Because I was not able to work as much as I had before having a child, I ended up staying on public assistance longer than I would’ve liked.  I’d hoped that I would be able to work enough to support us but without advance notice of my schedule I was left too often with no childcare options and forced to give shifts away to others who had more flexibility.  Other nights I would go into work only to find that I wasn’t needed, that the childcare I had arranged was all for nothing, and the money I had depended on making was now just a fleeting hope that would never materialize.  

For so many folks like me working in retail, restaurant and hospitality industries is an ideal way to make a living however without advance notice of schedules many individuals and families suffer.  For me, what had once been a lucrative and flexible way to generate income had now become a source of constant worry, concern and anxiety. I had planned on being on public assistance for only the first few months after having a child and was determined to get back on my feet as quickly as possible.  I was eager to get back to work. I’d calculated exactly how much I would need to work in order to cover my expenses and put money away to save for a car however it was impossible to work that often without knowing my schedule far enough in advance in order to arrange childcare. It took me months to find a second job that I was able to access by a bus line that would get me there on time and it was only then that I was able to slowly work my way off of welfare.

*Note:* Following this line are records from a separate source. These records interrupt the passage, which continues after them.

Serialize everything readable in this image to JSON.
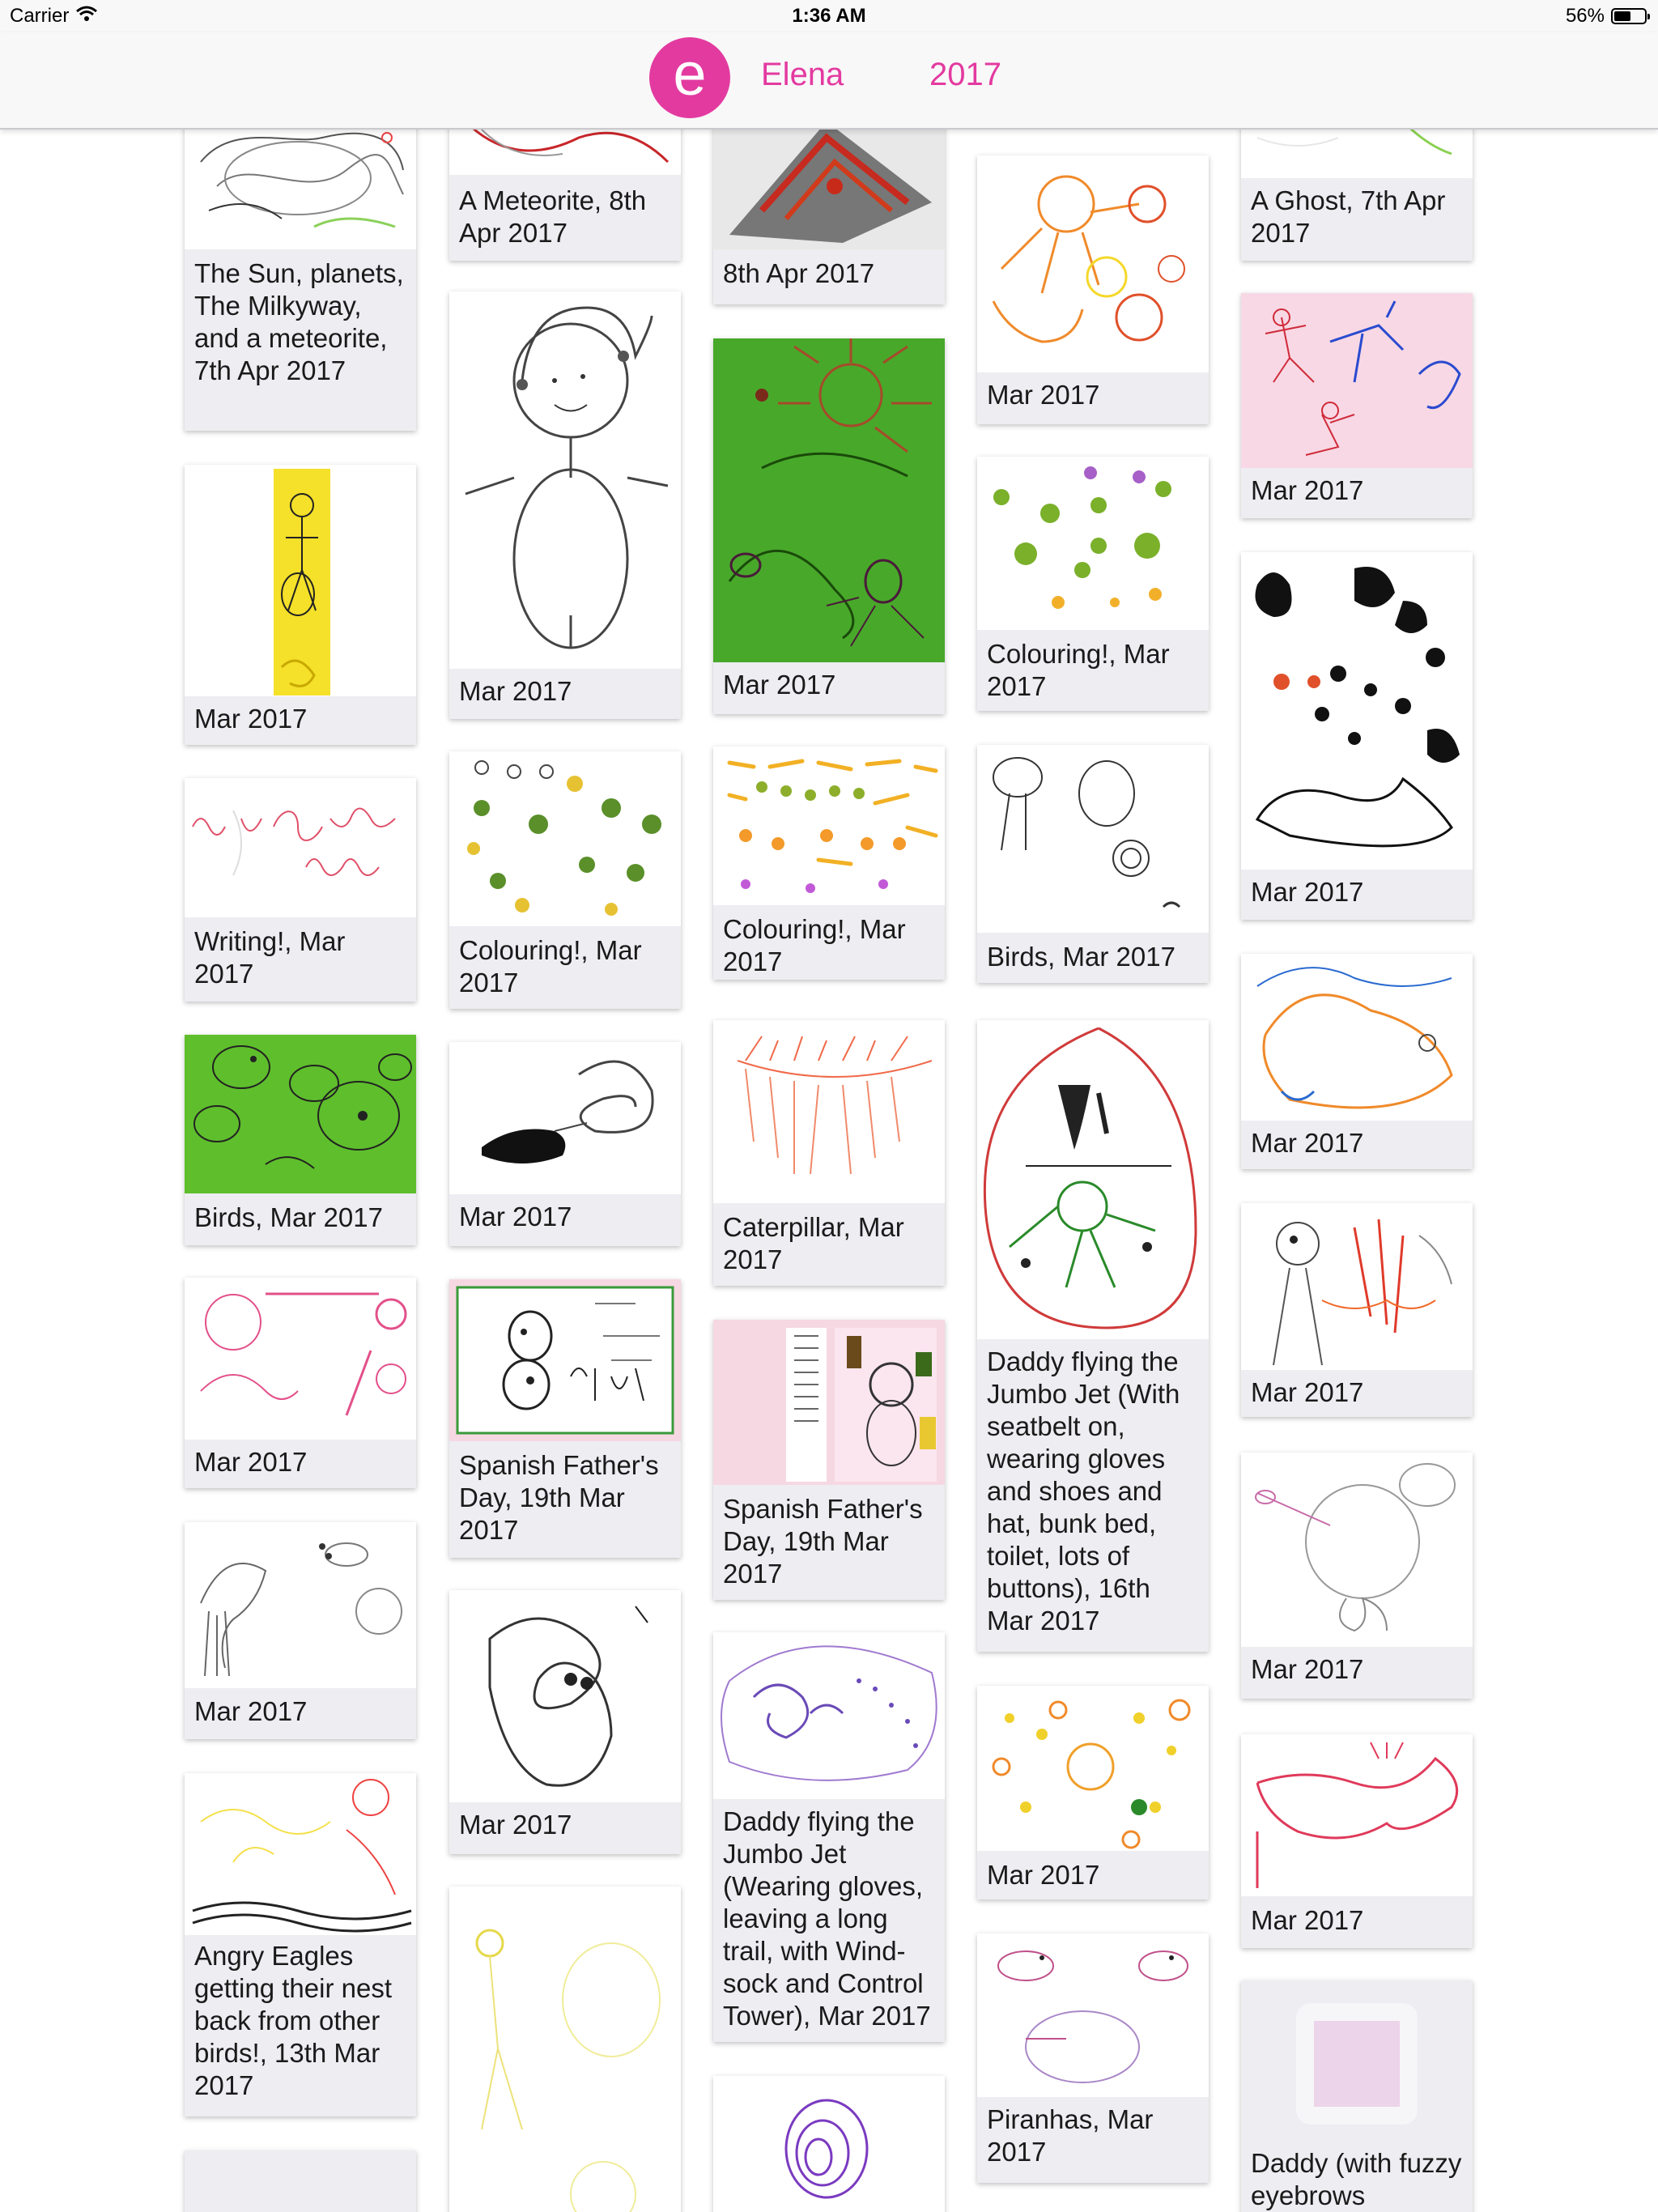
{
  "status_bar": {
    "carrier": "Carrier",
    "time": "1:36 AM",
    "battery": "56%",
    "battery_level": 0.56
  },
  "nav": {
    "avatar_letter": "e",
    "name": "Elena",
    "year": "2017"
  },
  "colors": {
    "accent": "#e33aa0",
    "card_background": "#ededf2",
    "green_paper": "#58b82a",
    "pink_paper": "#f7dbe6"
  },
  "artworks": {
    "col1": [
      {
        "caption": "The Sun, planets, The Milkyway, and a meteorite, 7th Apr 2017"
      },
      {
        "caption": "Mar 2017"
      },
      {
        "caption": "Writing!, Mar 2017"
      },
      {
        "caption": "Birds, Mar 2017"
      },
      {
        "caption": "Mar 2017"
      },
      {
        "caption": "Mar 2017"
      },
      {
        "caption": "Angry Eagles getting their nest back from other birds!, 13th Mar 2017"
      },
      {
        "caption": ""
      }
    ],
    "col2": [
      {
        "caption": "A Meteorite, 8th Apr 2017"
      },
      {
        "caption": "Mar 2017"
      },
      {
        "caption": "Colouring!, Mar 2017"
      },
      {
        "caption": "Mar 2017"
      },
      {
        "caption": "Spanish Father's Day, 19th Mar 2017"
      },
      {
        "caption": "Mar 2017"
      },
      {
        "caption": ""
      }
    ],
    "col3": [
      {
        "caption": "8th Apr 2017"
      },
      {
        "caption": "Mar 2017"
      },
      {
        "caption": "Colouring!, Mar 2017"
      },
      {
        "caption": "Caterpillar, Mar 2017"
      },
      {
        "caption": "Spanish Father's Day, 19th Mar 2017"
      },
      {
        "caption": "Daddy flying the Jumbo Jet (Wearing gloves, leaving a long trail, with Wind-sock and Control Tower), Mar 2017"
      },
      {
        "caption": ""
      }
    ],
    "col4": [
      {
        "caption": "Mar 2017"
      },
      {
        "caption": "Colouring!, Mar 2017"
      },
      {
        "caption": "Birds, Mar 2017"
      },
      {
        "caption": "Daddy flying the Jumbo Jet (With seatbelt on, wearing gloves and shoes and hat, bunk bed, toilet, lots of buttons), 16th Mar 2017"
      },
      {
        "caption": "Mar 2017"
      },
      {
        "caption": "Piranhas, Mar 2017"
      }
    ],
    "col5": [
      {
        "caption": "A Ghost, 7th Apr 2017"
      },
      {
        "caption": "Mar 2017"
      },
      {
        "caption": "Mar 2017"
      },
      {
        "caption": "Mar 2017"
      },
      {
        "caption": "Mar 2017"
      },
      {
        "caption": "Mar 2017"
      },
      {
        "caption": "Mar 2017"
      },
      {
        "caption": "Daddy (with fuzzy eyebrows"
      }
    ]
  }
}
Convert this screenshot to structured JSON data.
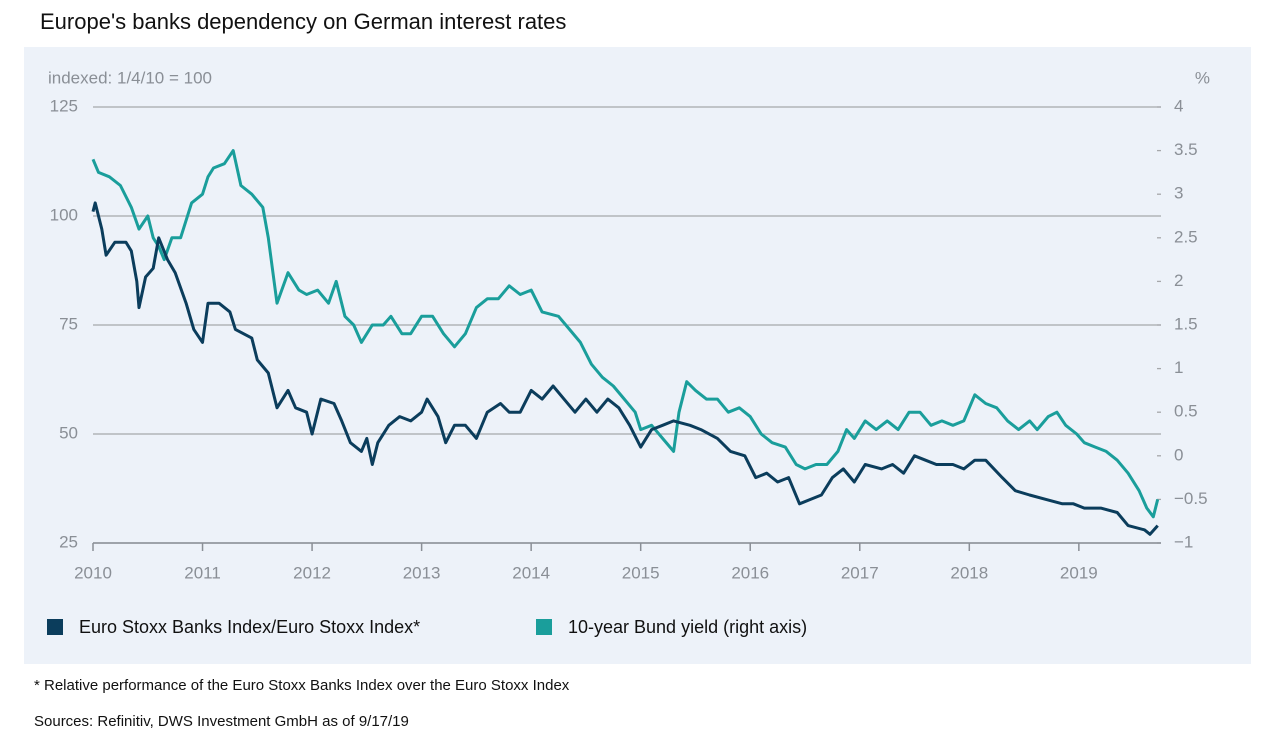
{
  "chart_data": {
    "type": "line",
    "title": "Europe's banks dependency on German interest rates",
    "ylabel": "indexed: 1/4/10 = 100",
    "y2label": "%",
    "footnote": "* Relative performance of the Euro Stoxx Banks Index over the Euro Stoxx Index",
    "source": "Sources: Refinitiv, DWS Investment GmbH as of 9/17/19",
    "xlim": [
      2010,
      2019.75
    ],
    "xticks": [
      2010,
      2011,
      2012,
      2013,
      2014,
      2015,
      2016,
      2017,
      2018,
      2019
    ],
    "ylim": [
      25,
      125
    ],
    "yticks": [
      25,
      50,
      75,
      100,
      125
    ],
    "y2lim": [
      -1,
      4
    ],
    "y2ticks": [
      {
        "value": -1,
        "label": "−1"
      },
      {
        "value": -0.5,
        "label": "−0.5"
      },
      0,
      0.5,
      1,
      1.5,
      2,
      2.5,
      3,
      3.5,
      4
    ],
    "grid": true,
    "legend": "bottom",
    "series": [
      {
        "name": "Euro Stoxx Banks Index/Euro Stoxx Index*",
        "color": "#0b3d5c",
        "x": [
          2010.0,
          2010.02,
          2010.08,
          2010.12,
          2010.2,
          2010.3,
          2010.35,
          2010.4,
          2010.42,
          2010.48,
          2010.55,
          2010.6,
          2010.68,
          2010.75,
          2010.85,
          2010.92,
          2011.0,
          2011.05,
          2011.15,
          2011.25,
          2011.3,
          2011.45,
          2011.5,
          2011.6,
          2011.68,
          2011.78,
          2011.85,
          2011.95,
          2012.0,
          2012.08,
          2012.2,
          2012.27,
          2012.35,
          2012.45,
          2012.5,
          2012.55,
          2012.6,
          2012.7,
          2012.8,
          2012.9,
          2013.0,
          2013.05,
          2013.15,
          2013.22,
          2013.3,
          2013.4,
          2013.5,
          2013.6,
          2013.72,
          2013.8,
          2013.9,
          2014.0,
          2014.1,
          2014.2,
          2014.3,
          2014.4,
          2014.5,
          2014.6,
          2014.7,
          2014.8,
          2014.9,
          2015.0,
          2015.1,
          2015.2,
          2015.3,
          2015.45,
          2015.55,
          2015.7,
          2015.82,
          2015.95,
          2016.05,
          2016.15,
          2016.25,
          2016.35,
          2016.45,
          2016.55,
          2016.65,
          2016.75,
          2016.85,
          2016.95,
          2017.05,
          2017.2,
          2017.3,
          2017.4,
          2017.5,
          2017.6,
          2017.7,
          2017.85,
          2017.95,
          2018.05,
          2018.15,
          2018.3,
          2018.42,
          2018.55,
          2018.7,
          2018.85,
          2018.95,
          2019.05,
          2019.2,
          2019.35,
          2019.45,
          2019.6,
          2019.65,
          2019.72
        ],
        "values": [
          101,
          103,
          97,
          91,
          94,
          94,
          92,
          85,
          79,
          86,
          88,
          95,
          90,
          87,
          80,
          74,
          71,
          80,
          80,
          78,
          74,
          72,
          67,
          64,
          56,
          60,
          56,
          55,
          50,
          58,
          57,
          53,
          48,
          46,
          49,
          43,
          48,
          52,
          54,
          53,
          55,
          58,
          54,
          48,
          52,
          52,
          49,
          55,
          57,
          55,
          55,
          60,
          58,
          61,
          58,
          55,
          58,
          55,
          58,
          56,
          52,
          47,
          51,
          52,
          53,
          52,
          51,
          49,
          46,
          45,
          40,
          41,
          39,
          40,
          34,
          35,
          36,
          40,
          42,
          39,
          43,
          42,
          43,
          41,
          45,
          44,
          43,
          43,
          42,
          44,
          44,
          40,
          37,
          36,
          35,
          34,
          34,
          33,
          33,
          32,
          29,
          28,
          27,
          29
        ]
      },
      {
        "name": "10-year Bund yield (right axis)",
        "color": "#1a9e9b",
        "axis": "y2",
        "x": [
          2010.0,
          2010.05,
          2010.15,
          2010.25,
          2010.35,
          2010.42,
          2010.5,
          2010.55,
          2010.6,
          2010.65,
          2010.72,
          2010.8,
          2010.9,
          2011.0,
          2011.05,
          2011.1,
          2011.2,
          2011.28,
          2011.35,
          2011.45,
          2011.55,
          2011.6,
          2011.68,
          2011.78,
          2011.88,
          2011.95,
          2012.05,
          2012.15,
          2012.22,
          2012.3,
          2012.38,
          2012.45,
          2012.55,
          2012.65,
          2012.72,
          2012.82,
          2012.9,
          2013.0,
          2013.1,
          2013.2,
          2013.3,
          2013.4,
          2013.5,
          2013.6,
          2013.7,
          2013.8,
          2013.9,
          2014.0,
          2014.1,
          2014.25,
          2014.35,
          2014.45,
          2014.55,
          2014.65,
          2014.75,
          2014.85,
          2014.95,
          2015.0,
          2015.1,
          2015.2,
          2015.3,
          2015.35,
          2015.42,
          2015.5,
          2015.6,
          2015.7,
          2015.8,
          2015.9,
          2016.0,
          2016.1,
          2016.2,
          2016.32,
          2016.42,
          2016.5,
          2016.6,
          2016.7,
          2016.8,
          2016.88,
          2016.95,
          2017.05,
          2017.15,
          2017.25,
          2017.35,
          2017.45,
          2017.55,
          2017.65,
          2017.75,
          2017.85,
          2017.95,
          2018.05,
          2018.15,
          2018.25,
          2018.35,
          2018.45,
          2018.55,
          2018.62,
          2018.72,
          2018.8,
          2018.88,
          2018.98,
          2019.05,
          2019.15,
          2019.25,
          2019.35,
          2019.45,
          2019.55,
          2019.62,
          2019.68,
          2019.72
        ],
        "values": [
          3.4,
          3.25,
          3.2,
          3.1,
          2.85,
          2.6,
          2.75,
          2.5,
          2.4,
          2.25,
          2.5,
          2.5,
          2.9,
          3.0,
          3.2,
          3.3,
          3.35,
          3.5,
          3.1,
          3.0,
          2.85,
          2.5,
          1.75,
          2.1,
          1.9,
          1.85,
          1.9,
          1.75,
          2.0,
          1.6,
          1.5,
          1.3,
          1.5,
          1.5,
          1.6,
          1.4,
          1.4,
          1.6,
          1.6,
          1.4,
          1.25,
          1.4,
          1.7,
          1.8,
          1.8,
          1.95,
          1.85,
          1.9,
          1.65,
          1.6,
          1.45,
          1.3,
          1.05,
          0.9,
          0.8,
          0.65,
          0.5,
          0.3,
          0.35,
          0.2,
          0.05,
          0.5,
          0.85,
          0.75,
          0.65,
          0.65,
          0.5,
          0.55,
          0.45,
          0.25,
          0.15,
          0.1,
          -0.1,
          -0.15,
          -0.1,
          -0.1,
          0.05,
          0.3,
          0.2,
          0.4,
          0.3,
          0.4,
          0.3,
          0.5,
          0.5,
          0.35,
          0.4,
          0.35,
          0.4,
          0.7,
          0.6,
          0.55,
          0.4,
          0.3,
          0.4,
          0.3,
          0.45,
          0.5,
          0.35,
          0.25,
          0.15,
          0.1,
          0.05,
          -0.05,
          -0.2,
          -0.4,
          -0.6,
          -0.7,
          -0.5
        ]
      }
    ]
  }
}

I think most of the people at this hearing have heard a story or two and thought to themselves, “we should figure out a way to change that, to lessen that burden or to make this better.”  This fair workweek legislation is a way to do that. The issue is really quite simple. People who work need to know when they are required to work with some advance notice. To me, it doesn’t seem at all outlandish to want to make that happen.  I believe anyone who wants to make it harder for families to support themselves is blinded by a self-interest that undercuts the values outlined in our constitution which states that “Government is instituted for the common good; for the protection, safety, prosperity and happiness of the people”.  Today I appeal to our state government to look favorably upon the fair workweek legislation. We have the opportunity to make it easier for people to both work and support their families and if our government is not seeking every opportunity to do that then I am at a loss for what the mission of our government is at all.  

Thank you for your time and consideration.